New Zealand Beats Australia in Rugby Championship Opener

World champion New Zealand beat Australia 27-19 in the opening match of the southern hemisphere’s Rugby Championship to move within one win of retaining the Bledisloe Cup for a 10th straight series.

Israel Dagg and Cory Jane scored tries for the top-ranked All Blacks at Sydney’s ANZ Stadium last night and fly-halfDan Carter kicked 17 points, including a penalty with the last play to deny the Wallabies a bonus point. Nathan Sharpe got Australia’s only try, while Berrick Barnes booted 14 points.

Argentina made its debut in the annual tournament with a 27-6 loss to South Africa in Cape Town. The Springboks have won all 14 meetings with the Pumas.

As well as kicking off the expanded championship, the Australia-New Zealand game was the first of three Bledisloe Cup Tests between the teams in 2012. The Wallabies last held the trophy in 2002 and this year is the first best-of-three contest since 1998, the series having been played over two or four matches in the time since. The All Blacks will retain the Cup by winning when the teams meet at Auckland’s Eden Park on Aug. 25.

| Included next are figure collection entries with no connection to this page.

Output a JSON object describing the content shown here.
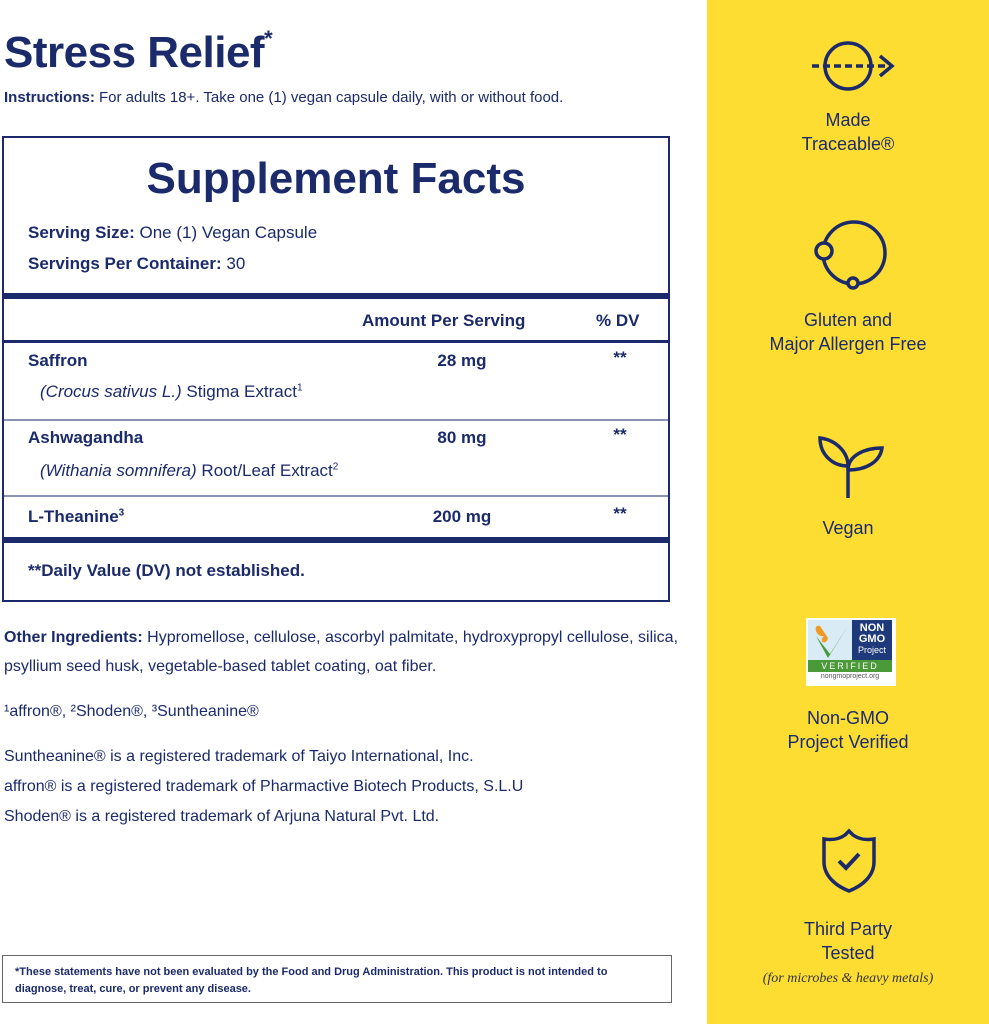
{
  "title": "Stress Relief",
  "title_mark": "*",
  "instructions": {
    "label": "Instructions:",
    "text": " For adults 18+. Take one (1) vegan capsule daily, with or without food."
  },
  "facts": {
    "title": "Supplement Facts",
    "serving_size": {
      "label": "Serving Size:",
      "value": " One (1) Vegan Capsule"
    },
    "servings_per_container": {
      "label": "Servings Per Container:",
      "value": " 30"
    },
    "col_amount": "Amount Per Serving",
    "col_dv": "% DV",
    "rows": [
      {
        "name": "Saffron",
        "sup": "",
        "sub_italic": "(Crocus sativus L.)",
        "sub_text": " Stigma Extract",
        "sub_sup": "1",
        "amount": "28 mg",
        "dv": "**"
      },
      {
        "name": "Ashwagandha",
        "sup": "",
        "sub_italic": "(Withania somnifera)",
        "sub_text": " Root/Leaf Extract",
        "sub_sup": "2",
        "amount": "80 mg",
        "dv": "**"
      },
      {
        "name": "L-Theanine",
        "sup": "3",
        "amount": "200 mg",
        "dv": "**"
      }
    ],
    "dv_note": "**Daily Value (DV) not established."
  },
  "other_ingredients": {
    "label": "Other Ingredients:",
    "text": " Hypromellose, cellulose, ascorbyl palmitate, hydroxypropyl cellulose, silica, psyllium seed husk, vegetable-based tablet coating, oat fiber."
  },
  "footnote": "¹affron®, ²Shoden®, ³Suntheanine®",
  "trademarks": [
    "Suntheanine® is a registered trademark of Taiyo International, Inc.",
    "affron® is a registered trademark of Pharmactive Biotech Products, S.L.U",
    "Shoden® is a registered trademark of Arjuna Natural Pvt. Ltd."
  ],
  "disclaimer": "*These statements have not been evaluated by the Food and Drug Administration. This product is not intended to diagnose, treat, cure, or prevent any disease.",
  "badges": [
    {
      "icon": "traceable-arrow-icon",
      "line1": "Made",
      "line2": "Traceable®"
    },
    {
      "icon": "allergen-free-icon",
      "line1": "Gluten and",
      "line2": "Major Allergen Free"
    },
    {
      "icon": "sprout-icon",
      "line1": "Vegan"
    },
    {
      "icon": "non-gmo-logo",
      "line1": "Non-GMO",
      "line2": "Project Verified",
      "logo": {
        "top": "NON",
        "mid": "GMO",
        "proj": "Project",
        "verified": "VERIFIED",
        "url": "nongmoproject.org"
      }
    },
    {
      "icon": "shield-check-icon",
      "line1": "Third Party",
      "line2": "Tested",
      "note": "(for microbes & heavy metals)"
    }
  ],
  "colors": {
    "navy": "#1b2a6b",
    "yellow": "#fedd33"
  }
}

“We’ve got an opportunity to keep it if we prepare well,” All Blacks coach Steve Hansen said in a news conference. “If we go home and think we we’ve done the job already then that’s a recipe for disaster.’

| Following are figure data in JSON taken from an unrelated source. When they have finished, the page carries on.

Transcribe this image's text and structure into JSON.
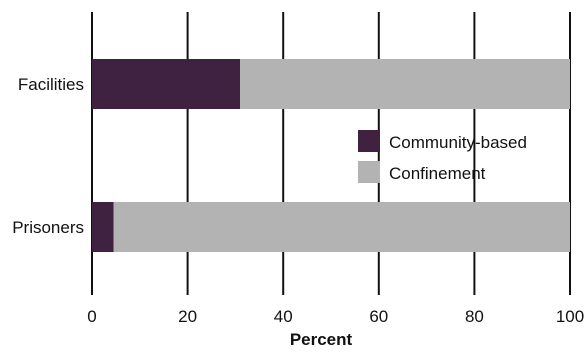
{
  "chart_data": {
    "type": "bar",
    "orientation": "horizontal",
    "stacked": true,
    "categories": [
      "Facilities",
      "Prisoners"
    ],
    "series": [
      {
        "name": "Community-based",
        "values": [
          31,
          4.5
        ],
        "color": "#3e2240"
      },
      {
        "name": "Confinement",
        "values": [
          69,
          95.5
        ],
        "color": "#b3b3b3"
      }
    ],
    "xlabel": "Percent",
    "ylabel": "",
    "title": "",
    "xlim": [
      0,
      100
    ],
    "xticks": [
      "0",
      "20",
      "40",
      "60",
      "80",
      "100"
    ],
    "grid": "vertical",
    "legend_position": "center-right"
  }
}
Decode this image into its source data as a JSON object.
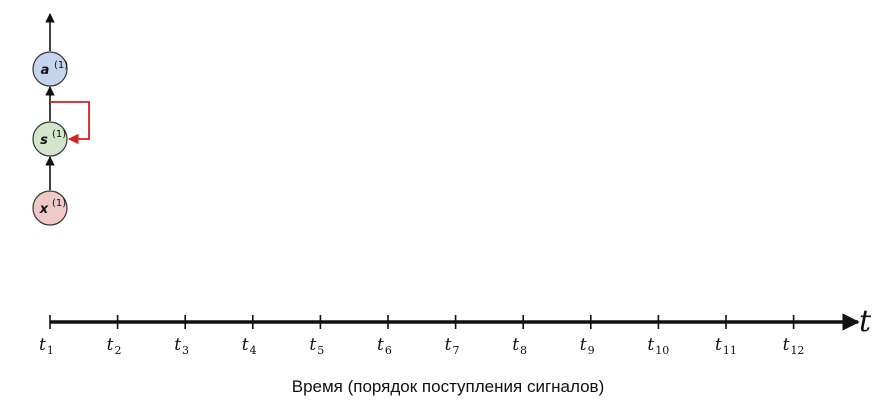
{
  "nodes": {
    "output": {
      "var": "a",
      "sup": "(1)",
      "fill": "#c5d5ee"
    },
    "state": {
      "var": "s",
      "sup": "(1)",
      "fill": "#d3e6cd"
    },
    "input": {
      "var": "x",
      "sup": "(1)",
      "fill": "#f0c8c8"
    }
  },
  "colors": {
    "recurrent_link": "#d42020",
    "axis": "#111111"
  },
  "axis": {
    "symbol": "t",
    "tick_base": "t",
    "tick_subscripts": [
      "1",
      "2",
      "3",
      "4",
      "5",
      "6",
      "7",
      "8",
      "9",
      "10",
      "11",
      "12"
    ]
  },
  "caption": "Время (порядок поступления сигналов)"
}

In a match featuring a high error rate, the All Blacks’ superior defense denied Australia’s pacy outside backs from having any influence. New Zealand led by eight points at the break and maintained that margin at full time.

Game Rustiness

“Both teams perhaps were lacking a game under their belt,” said All Blacks captain Richie McCaw. “It’s been a while since we’ve been together and it showed. The intensity was there and it comes down to two or three opportunities.”

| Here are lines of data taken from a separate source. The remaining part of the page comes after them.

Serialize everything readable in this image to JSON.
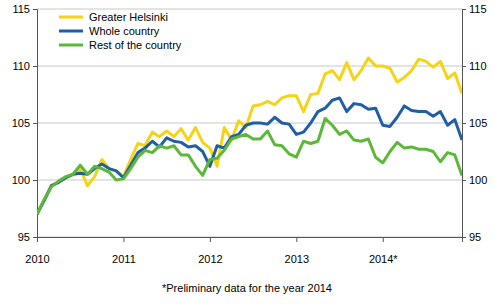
{
  "chart_data": {
    "type": "line",
    "categories": [
      "2010",
      null,
      null,
      null,
      null,
      null,
      null,
      null,
      null,
      null,
      null,
      null,
      "2011",
      null,
      null,
      null,
      null,
      null,
      null,
      null,
      null,
      null,
      null,
      null,
      "2012",
      null,
      null,
      null,
      null,
      null,
      null,
      null,
      null,
      null,
      null,
      null,
      "2013",
      null,
      null,
      null,
      null,
      null,
      null,
      null,
      null,
      null,
      null,
      null,
      "2014*",
      null,
      null,
      null,
      null,
      null,
      null,
      null,
      null,
      null,
      null,
      null
    ],
    "series": [
      {
        "name": "Greater Helsinki",
        "color": "#f5d317",
        "values": [
          97.0,
          98.3,
          99.5,
          99.8,
          100.2,
          100.5,
          101.0,
          99.5,
          100.3,
          101.8,
          101.0,
          100.8,
          100.3,
          101.8,
          103.2,
          103.0,
          104.2,
          103.8,
          104.3,
          103.8,
          104.5,
          103.5,
          104.6,
          103.3,
          102.8,
          101.2,
          104.6,
          103.5,
          105.2,
          104.6,
          106.5,
          106.6,
          106.9,
          106.6,
          107.2,
          107.4,
          107.4,
          106.0,
          107.5,
          107.6,
          109.3,
          109.6,
          108.8,
          110.3,
          108.8,
          109.6,
          110.7,
          110.0,
          110.0,
          109.8,
          108.6,
          109.0,
          109.6,
          110.6,
          110.4,
          109.9,
          110.4,
          108.9,
          109.4,
          107.6
        ]
      },
      {
        "name": "Whole country",
        "color": "#1f5fa6",
        "values": [
          97.0,
          98.2,
          99.5,
          99.8,
          100.2,
          100.5,
          100.6,
          100.5,
          101.0,
          101.4,
          101.0,
          100.8,
          100.2,
          101.3,
          102.4,
          102.8,
          103.4,
          102.9,
          103.7,
          103.4,
          103.3,
          102.9,
          103.0,
          102.5,
          101.2,
          103.0,
          102.8,
          103.8,
          104.0,
          104.8,
          105.0,
          105.0,
          104.9,
          105.5,
          105.0,
          104.9,
          104.0,
          104.2,
          105.0,
          106.0,
          106.3,
          107.0,
          107.2,
          106.0,
          106.7,
          106.6,
          106.2,
          106.3,
          104.8,
          104.7,
          105.5,
          106.5,
          106.1,
          106.0,
          106.0,
          105.6,
          106.0,
          104.8,
          105.3,
          103.5
        ]
      },
      {
        "name": "Rest of the country",
        "color": "#5cb83a",
        "values": [
          97.0,
          98.3,
          99.4,
          99.9,
          100.3,
          100.5,
          101.3,
          100.5,
          101.2,
          101.0,
          100.7,
          100.0,
          100.1,
          101.0,
          102.0,
          102.6,
          102.4,
          103.0,
          102.8,
          103.0,
          102.2,
          102.2,
          101.2,
          100.4,
          101.8,
          101.9,
          102.6,
          103.6,
          103.8,
          104.0,
          103.6,
          103.6,
          104.3,
          103.1,
          103.0,
          102.3,
          102.0,
          103.4,
          103.2,
          103.4,
          105.4,
          104.8,
          104.0,
          104.3,
          103.5,
          103.4,
          103.6,
          102.0,
          101.5,
          102.5,
          103.3,
          102.8,
          102.9,
          102.7,
          102.7,
          102.5,
          101.6,
          102.4,
          102.2,
          100.4
        ]
      }
    ],
    "ylim": [
      95,
      115
    ],
    "yticks": [
      95,
      100,
      105,
      110,
      115
    ],
    "grid": true,
    "legend": "upper left",
    "annotations": [
      "*Preliminary data for the year 2014"
    ]
  }
}
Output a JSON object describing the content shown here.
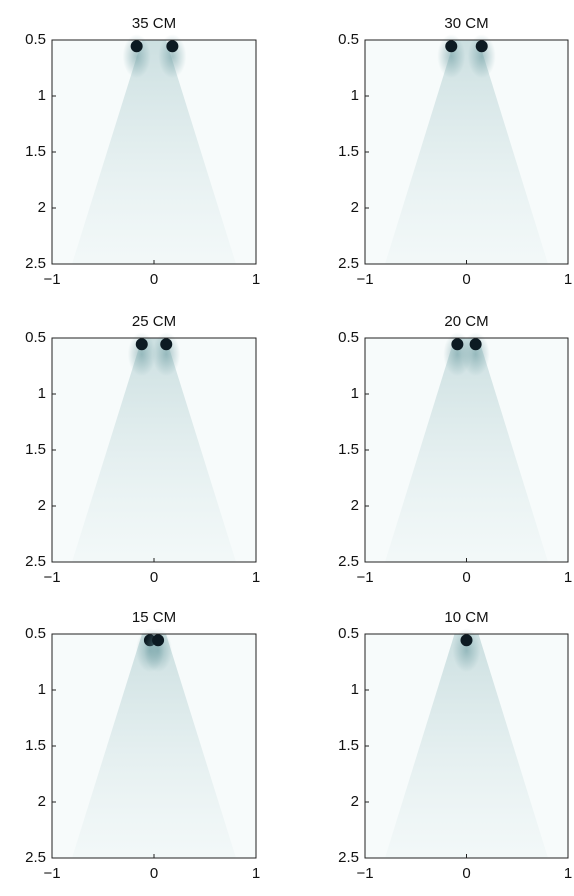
{
  "chart_data": [
    {
      "type": "image",
      "title": "35 CM",
      "xlim": [
        -1,
        1
      ],
      "ylim": [
        2.5,
        0.5
      ],
      "xticks": [
        {
          "value": -1,
          "label": "−1"
        },
        0,
        1
      ],
      "yticks": [
        0.5,
        1,
        1.5,
        2,
        2.5
      ],
      "peaks": {
        "x": [
          -0.17,
          0.18
        ],
        "y": [
          0.52,
          0.52
        ]
      }
    },
    {
      "type": "image",
      "title": "30 CM",
      "xlim": [
        -1,
        1
      ],
      "ylim": [
        2.5,
        0.5
      ],
      "xticks": [
        {
          "value": -1,
          "label": "−1"
        },
        0,
        1
      ],
      "yticks": [
        0.5,
        1,
        1.5,
        2,
        2.5
      ],
      "peaks": {
        "x": [
          -0.15,
          0.15
        ],
        "y": [
          0.52,
          0.52
        ]
      }
    },
    {
      "type": "image",
      "title": "25 CM",
      "xlim": [
        -1,
        1
      ],
      "ylim": [
        2.5,
        0.5
      ],
      "xticks": [
        {
          "value": -1,
          "label": "−1"
        },
        0,
        1
      ],
      "yticks": [
        0.5,
        1,
        1.5,
        2,
        2.5
      ],
      "peaks": {
        "x": [
          -0.12,
          0.12
        ],
        "y": [
          0.52,
          0.52
        ]
      }
    },
    {
      "type": "image",
      "title": "20 CM",
      "xlim": [
        -1,
        1
      ],
      "ylim": [
        2.5,
        0.5
      ],
      "xticks": [
        {
          "value": -1,
          "label": "−1"
        },
        0,
        1
      ],
      "yticks": [
        0.5,
        1,
        1.5,
        2,
        2.5
      ],
      "peaks": {
        "x": [
          -0.09,
          0.09
        ],
        "y": [
          0.52,
          0.52
        ]
      }
    },
    {
      "type": "image",
      "title": "15 CM",
      "xlim": [
        -1,
        1
      ],
      "ylim": [
        2.5,
        0.5
      ],
      "xticks": [
        {
          "value": -1,
          "label": "−1"
        },
        0,
        1
      ],
      "yticks": [
        0.5,
        1,
        1.5,
        2,
        2.5
      ],
      "peaks": {
        "x": [
          -0.04,
          0.04
        ],
        "y": [
          0.52,
          0.52
        ]
      }
    },
    {
      "type": "image",
      "title": "10 CM",
      "xlim": [
        -1,
        1
      ],
      "ylim": [
        2.5,
        0.5
      ],
      "xticks": [
        {
          "value": -1,
          "label": "−1"
        },
        0,
        1
      ],
      "yticks": [
        0.5,
        1,
        1.5,
        2,
        2.5
      ],
      "peaks": {
        "x": [
          0
        ],
        "y": [
          0.52
        ]
      }
    }
  ]
}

Australia, which won the last edition of the Tri-Nations for its first southern hemisphere title since 2001, took a 3-0 lead in the third minute after the All Blacks were penalized for deliberately wheeling the scrum.

New Zealand scored the next 18 points as Carter kicked two penalties and a conversion and fullback Dagg and winger Jane went over for tries 20 minutes apart in opposite corners.

The second try came after fumbles a minute apart by Australia’s Scott Higginbotham and Kurtley Beale, who also missed a tackle to allow Dagg to cross the try line. With halftime approaching, second-rower Sharpe crashed over after the Wallabies recycled the ball following a break by Digby Ioane near the posts and Barnes added the extras to make it 18-10.

Barnes booted two penalties either side of a Carter effort to make it 21-16 with half an hour remaining. The All Blacks playmaker restored his team’s eight-point advantage before the pair traded another set of penalties.

Record Tally

Carter’s successful kick after the full-time siren, which came after No. 8 Kieran Read had effected New Zealand’s 16th turnover, extended his world-record tally of 1,301 Test points and denied Australia a competition bonus point for losing by seven points or fewer.

“To their credit they put us under pressure but it was really the unforced errors that put us in a difficult position,” Wallabies coach Robbie Deans said. “We have to be better, that wouldn’t be too hard I don’t think. We’ll definitely be better next week.”

Zane Kirchner, Marcell Coetzee and Bryan Habana scored tries for South Africa at Newlands stadium, while Morne Steyn kicked 12 points. Juan Martin Hernandez booted two penalties for Argentina.

Steyn opened the scoring with a fourth-minute penalty, which Hernandez matched 10 minutes later. Kirchner and Coetzee then sandwiched converted tries around another Styne penalty, before Hernandez pulled the Pumas within 20-6 at halftime.

South Africa then scored the only points of the second half in the 57th minute as Habana touched down, with Steyn converting.

The teams meet again in the second round of games Aug. 25 in Mendoza, Argentina.